El cinco de noviembre del 2015, Delia Giovanola recuperó a su nieto, Diego Martín Ogando. Ese día tenía pautado un acto, donde iba a representar a las abuelas. Camino al evento, la llamaron y convencieron para que no se presentase, con la excusa que el acto se había suspendido. Cambió su rumbo y se dirigió a la sede de Abuelas sin saber lo que la esperaba.

Eran las dos de la tarde, apróximadamente, en el momento que Delia se enteró que encontraron a Martín. No había terminado de asimilarlo, cuando le informaron que la esperaba en el teléfono. “No lo podía creer. Nunca jamás estuvo un nieto en el teléfono en ese mismo instante. Corrí como una libélula de 89 años”, comenta.
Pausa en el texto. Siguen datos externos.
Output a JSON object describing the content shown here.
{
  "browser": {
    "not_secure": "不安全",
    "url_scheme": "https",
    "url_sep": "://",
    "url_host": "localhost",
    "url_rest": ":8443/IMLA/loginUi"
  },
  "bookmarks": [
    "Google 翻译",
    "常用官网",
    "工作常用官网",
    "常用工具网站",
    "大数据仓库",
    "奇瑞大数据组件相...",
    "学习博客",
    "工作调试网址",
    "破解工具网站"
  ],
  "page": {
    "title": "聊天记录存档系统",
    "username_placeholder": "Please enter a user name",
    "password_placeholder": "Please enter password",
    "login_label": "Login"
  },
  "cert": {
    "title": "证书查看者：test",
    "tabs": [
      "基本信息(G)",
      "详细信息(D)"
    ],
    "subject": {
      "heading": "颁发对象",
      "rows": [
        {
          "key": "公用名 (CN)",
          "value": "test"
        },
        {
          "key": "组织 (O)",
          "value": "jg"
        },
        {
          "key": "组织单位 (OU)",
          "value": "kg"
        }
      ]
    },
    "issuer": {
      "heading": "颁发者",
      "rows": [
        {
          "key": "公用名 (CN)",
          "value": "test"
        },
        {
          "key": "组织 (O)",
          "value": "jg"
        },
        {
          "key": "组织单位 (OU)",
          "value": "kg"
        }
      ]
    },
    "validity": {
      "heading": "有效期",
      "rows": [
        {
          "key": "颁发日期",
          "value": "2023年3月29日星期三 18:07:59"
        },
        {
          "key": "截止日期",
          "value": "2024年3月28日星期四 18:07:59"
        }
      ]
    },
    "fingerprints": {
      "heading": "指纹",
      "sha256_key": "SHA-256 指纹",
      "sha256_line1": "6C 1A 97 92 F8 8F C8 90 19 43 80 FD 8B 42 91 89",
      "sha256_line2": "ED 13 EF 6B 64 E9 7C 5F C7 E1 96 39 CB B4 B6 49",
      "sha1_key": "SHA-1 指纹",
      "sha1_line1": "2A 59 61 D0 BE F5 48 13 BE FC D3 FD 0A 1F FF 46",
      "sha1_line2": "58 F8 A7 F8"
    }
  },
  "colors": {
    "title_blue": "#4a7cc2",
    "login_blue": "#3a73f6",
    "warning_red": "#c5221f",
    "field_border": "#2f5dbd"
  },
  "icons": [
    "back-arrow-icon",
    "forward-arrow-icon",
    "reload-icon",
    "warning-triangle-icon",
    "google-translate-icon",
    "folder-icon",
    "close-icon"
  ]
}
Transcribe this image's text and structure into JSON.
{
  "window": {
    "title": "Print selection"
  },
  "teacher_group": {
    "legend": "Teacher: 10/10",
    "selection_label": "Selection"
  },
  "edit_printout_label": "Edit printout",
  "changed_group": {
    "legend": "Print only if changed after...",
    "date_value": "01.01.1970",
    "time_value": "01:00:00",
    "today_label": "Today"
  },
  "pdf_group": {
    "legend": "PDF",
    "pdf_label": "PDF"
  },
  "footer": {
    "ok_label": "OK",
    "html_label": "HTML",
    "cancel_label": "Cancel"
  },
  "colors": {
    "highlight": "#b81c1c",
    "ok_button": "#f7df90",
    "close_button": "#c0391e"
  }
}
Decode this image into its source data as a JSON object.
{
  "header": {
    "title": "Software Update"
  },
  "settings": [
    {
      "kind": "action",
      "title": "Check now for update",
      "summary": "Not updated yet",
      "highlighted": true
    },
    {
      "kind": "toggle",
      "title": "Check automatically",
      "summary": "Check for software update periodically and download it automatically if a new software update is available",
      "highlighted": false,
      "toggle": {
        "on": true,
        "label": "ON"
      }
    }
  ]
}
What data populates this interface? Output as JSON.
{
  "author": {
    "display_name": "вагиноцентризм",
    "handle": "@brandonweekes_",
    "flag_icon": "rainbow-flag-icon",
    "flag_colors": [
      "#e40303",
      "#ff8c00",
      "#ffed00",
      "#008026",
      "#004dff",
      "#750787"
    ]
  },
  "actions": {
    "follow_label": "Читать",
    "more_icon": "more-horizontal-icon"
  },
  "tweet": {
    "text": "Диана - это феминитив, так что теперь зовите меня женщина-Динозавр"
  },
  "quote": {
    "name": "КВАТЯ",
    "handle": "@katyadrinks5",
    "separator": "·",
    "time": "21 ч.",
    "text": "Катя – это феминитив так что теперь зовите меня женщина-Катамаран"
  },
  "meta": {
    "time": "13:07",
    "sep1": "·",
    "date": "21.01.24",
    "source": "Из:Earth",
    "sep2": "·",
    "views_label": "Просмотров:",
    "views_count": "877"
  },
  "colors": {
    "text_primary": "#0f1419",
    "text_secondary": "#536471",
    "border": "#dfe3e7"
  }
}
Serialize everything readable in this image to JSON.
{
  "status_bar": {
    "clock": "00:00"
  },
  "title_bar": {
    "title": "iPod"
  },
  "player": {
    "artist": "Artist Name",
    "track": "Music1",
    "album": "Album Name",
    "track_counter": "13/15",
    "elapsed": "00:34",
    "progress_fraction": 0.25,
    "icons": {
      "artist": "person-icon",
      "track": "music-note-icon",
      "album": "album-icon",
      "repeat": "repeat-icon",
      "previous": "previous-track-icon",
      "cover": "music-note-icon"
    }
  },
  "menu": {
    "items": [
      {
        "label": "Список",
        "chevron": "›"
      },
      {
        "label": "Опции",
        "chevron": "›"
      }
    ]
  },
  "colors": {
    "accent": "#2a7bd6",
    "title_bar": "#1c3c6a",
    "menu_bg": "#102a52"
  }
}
En el comedor hay un solo cuadro, su mensaje es el sueño que motorizó la lucha de una familia atravesada por el secuestro y la desaparición. Enmarcada se hace presente la imagen que no pudo ser, allí se encuentran juntos: Jorge, Stella, Virginia, Martín y Delia.

Después de tres horas de entrevista su predisposición sigue intacta: abre un sobre de papel madera y saca un pilón de fotos. Como buena bibliotecaria, cada fotografía se encuentra enumerada en su dorso. Entusiasmada, narra el detrás de escena de muchas de ellas: Hay fotos de su adolescencia, de viajes y vacaciones con amigas, de reuniones familiares, de sus años de docencia. Luego, desaparece del comedor para ir en busca de más recuerdos que atesora en la casa: “Esto se lo preparé a Martín”, dice refiriéndose a una caja rectangular de lata, donde entre varias cosas está el certificado del nuevo documento de identidad de su nieto.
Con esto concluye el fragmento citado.